Cerró el libro y lo dejó a un lado, frotándose los ojos con la palma de la mano.
«¿No somos más que eso? —pensó—. ¿Moscas a merced de muchachos traviesos? ¿No hay ningún sentido más allá? ¿Qué hay de Dios? ¿Qué hay de Su voluntad? Y si Él tiene un plan mayor, ¿qué razón tiene la enfermedad de Tara?»
Quizá, en contra de sus creencias más íntimas, la oscura realidad era bien sencilla: el destino no era más que azar. Dios era una invención del hombre, construida para dar falsas esperanzas. El gran arquitecto no existía. Tara, su pequeña, no era más que una mosca aplastada por esos muchachos traviesos, zumbando furiosa sobre el alféizar con un ala rota, luchando por conservar la vida.
Alex y Jessie se habían tumbado cómodamente en la cama, sobre el edredón. Ambos estaban emocionados. Alex tomaría primero y después Jessie: sujetos voluntarios de un grandioso experimento que tenía como fin determinar la dosis adecuada de uróboros. Si medio miligramo los llevaba hasta la mitad del río quizá un miligramo entero les permitiría avanzar más. Pero no. Doblaron la dosis pero seguían sin poder pasar de la mitad.
Así que probaron a aumentar la dosis una vez y otra. Con dos miligramos y medio, Alex pasó horas inconsciente. Jessie pasó la noche histérica, comprobando las constantes de Alex, preguntándose si debía llamar a una ambulancia. Pero no hizo nada por miedo a que los descubrieran y no poder tomar el compuesto nunca más. Cuando se recuperó, reiteró adormilado el parte habitual: pese a su duración, la experiencia había sido la misma. Sí, maravillosa, asombrosa, pero no mejor que la vivida con aquellas dosis inferiores de líquido puro que tomaron la primera vez. El éxtasis era menor.
Así que se propusieron seguir una pauta: tomarían solo un pellizco minúsculo de cristales, medio miligramo. Cada viaje era un prodigio. Nunca se cansaban. Cuando volvían no podían hablar de otra cosa ni pensar en otra cosa que no fuese la siguiente vez y la siguiente y la de más allá.
Eso no impedía, sin embargo, que Alex Weller siguiera dándole vueltas a la cabeza.
El compuesto natural era mejor que el sintético. Y cuanto más joven la persona «donante» más profunda la experiencia.

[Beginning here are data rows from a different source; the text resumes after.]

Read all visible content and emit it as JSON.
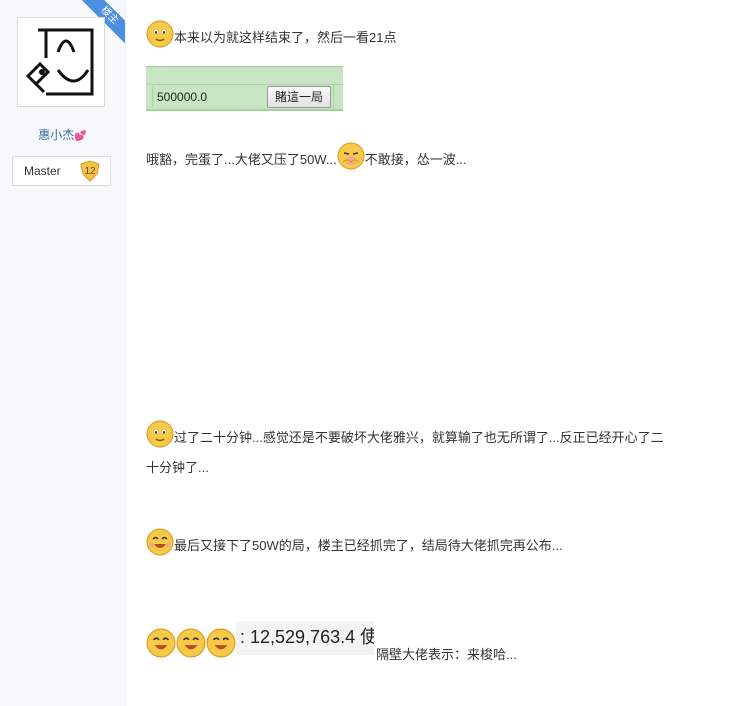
{
  "author": {
    "badge": "楼主",
    "name": "惠小杰",
    "level_name": "Master",
    "level_num": "12"
  },
  "post": {
    "line1": "本来以为就这样结束了，然后一看21点",
    "bet_amount": "500000.0",
    "bet_button": "賭這一局",
    "line2a": "哦豁，完蛋了...大佬又压了50W...",
    "line2b": "不敢接，怂一波...",
    "line3a": "过了二十分钟...感觉还是不要破坏大佬雅兴，就算输了也无所谓了...反正已经开心了二",
    "line3b": "十分钟了...",
    "line4": "最后又接下了50W的局，楼主已经抓完了，结局待大佬抓完再公布...",
    "stats_value": ": 12,529,763.4 使",
    "stats_ghost": "·· ·· ·· ··",
    "line5": "隔壁大佬表示：来梭哈..."
  },
  "colors": {
    "sidebar_bg": "#f7f8fa",
    "badge_blue": "#4b8fe0",
    "username_blue": "#3a6ea5",
    "widget_green": "#c8e4c4",
    "level_gold": "#f2c24a"
  },
  "icons": [
    "smile-emoticon-icon",
    "shy-emoticon-icon",
    "laugh-emoticon-icon",
    "heart-icon",
    "level-shield-icon"
  ]
}
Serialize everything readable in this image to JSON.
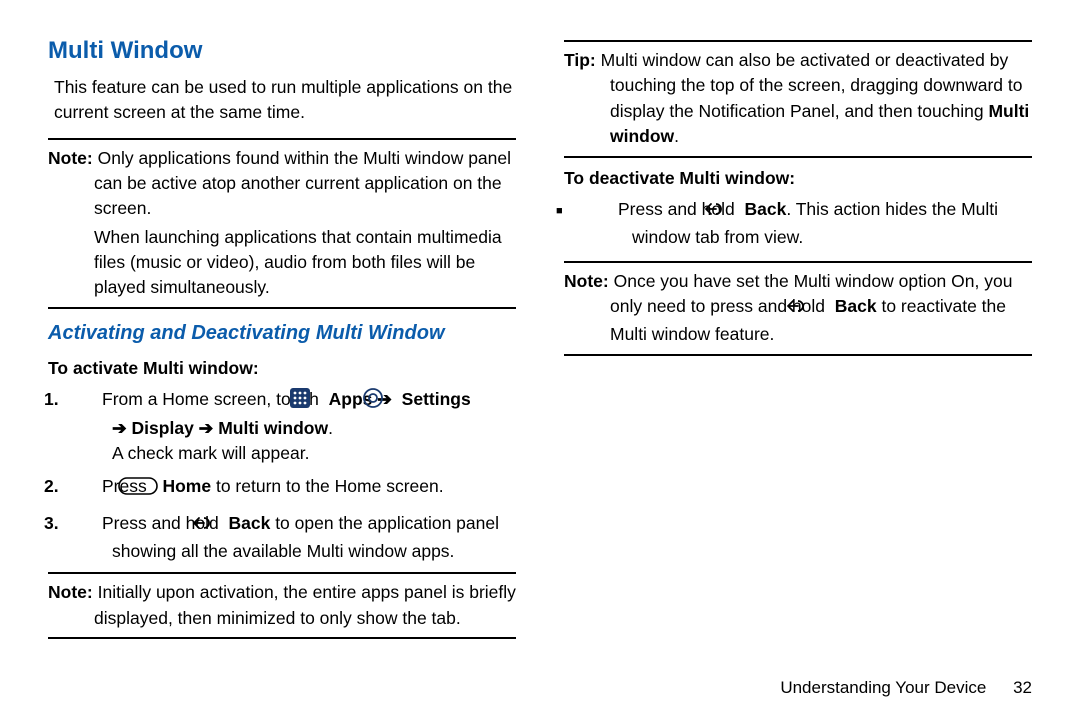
{
  "title": "Multi Window",
  "intro": "This feature can be used to run multiple applications on the current screen at the same time.",
  "note1": {
    "label": "Note:",
    "line1": "Only applications found within the Multi window panel can be active atop another current application on the screen.",
    "line2": "When launching applications that contain multimedia files (music or video), audio from both files will be played simultaneously."
  },
  "subsection": "Activating and Deactivating Multi Window",
  "activate": {
    "heading": "To activate Multi window:",
    "step1": {
      "num": "1.",
      "pre": "From a Home screen, touch ",
      "apps": "Apps",
      "settings": "Settings",
      "display": "Display",
      "mw": "Multi window",
      "post": ".",
      "line2": "A check mark will appear."
    },
    "step2": {
      "num": "2.",
      "pre": "Press ",
      "home": "Home",
      "post": " to return to the Home screen."
    },
    "step3": {
      "num": "3.",
      "pre": "Press and hold ",
      "back": "Back",
      "post": " to open the application panel showing all the available Multi window apps."
    }
  },
  "note2": {
    "label": "Note:",
    "text": "Initially upon activation, the entire apps panel is briefly displayed, then minimized to only show the tab."
  },
  "tip": {
    "label": "Tip:",
    "text": "Multi window can also be activated or deactivated by touching the top of the screen, dragging downward to display the Notification Panel, and then touching ",
    "mw": "Multi window",
    "post": "."
  },
  "deactivate": {
    "heading": "To deactivate Multi window:",
    "pre": "Press and hold ",
    "back": "Back",
    "post": ". This action hides the Multi window tab from view."
  },
  "note3": {
    "label": "Note:",
    "pre": "Once you have set the Multi window option On, you only need to press and hold ",
    "back": "Back",
    "post": " to reactivate the Multi window feature."
  },
  "footer": {
    "chapter": "Understanding Your Device",
    "page": "32"
  },
  "arrows": {
    "r": "➔"
  }
}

Quedaba trabajo por hacer, pues. Necesitaba más muestras, víctimas más jóvenes. Había creído estúpidamente que la matanza había terminado, que la sustancia artificial valdría. Se había equivocado. Tenía que seguir investigando.
Y la noche de Fin de Año tuvo el pensamiento más oscuro de todos.
«Soy pediatra.
»Veo casos incurables a diario. Niños que van a morir.
»Puedo ayudarles a llegar a un lugar mejor».
En particular le interesaba una niña. Una niña encantadora a la que ya no se le podía ayudar. Una niñita cuyo padre lo estaba persiguiendo a él e intentaba echar por tierra uno de los estudios científicos más importantes de todos los tiempos.
Tara O’Malley.
Jessie lo llamó por su nombre e interrumpió su reflexión. Alex abrió la boca y dejó que ella depositara amorosamente los cristales sobre su lengua. Estrenaría el Año Nuevo con un feliz viaje al otro lado. Otra fiesta desgarradoramente maravillosa junto a Dickie Weller.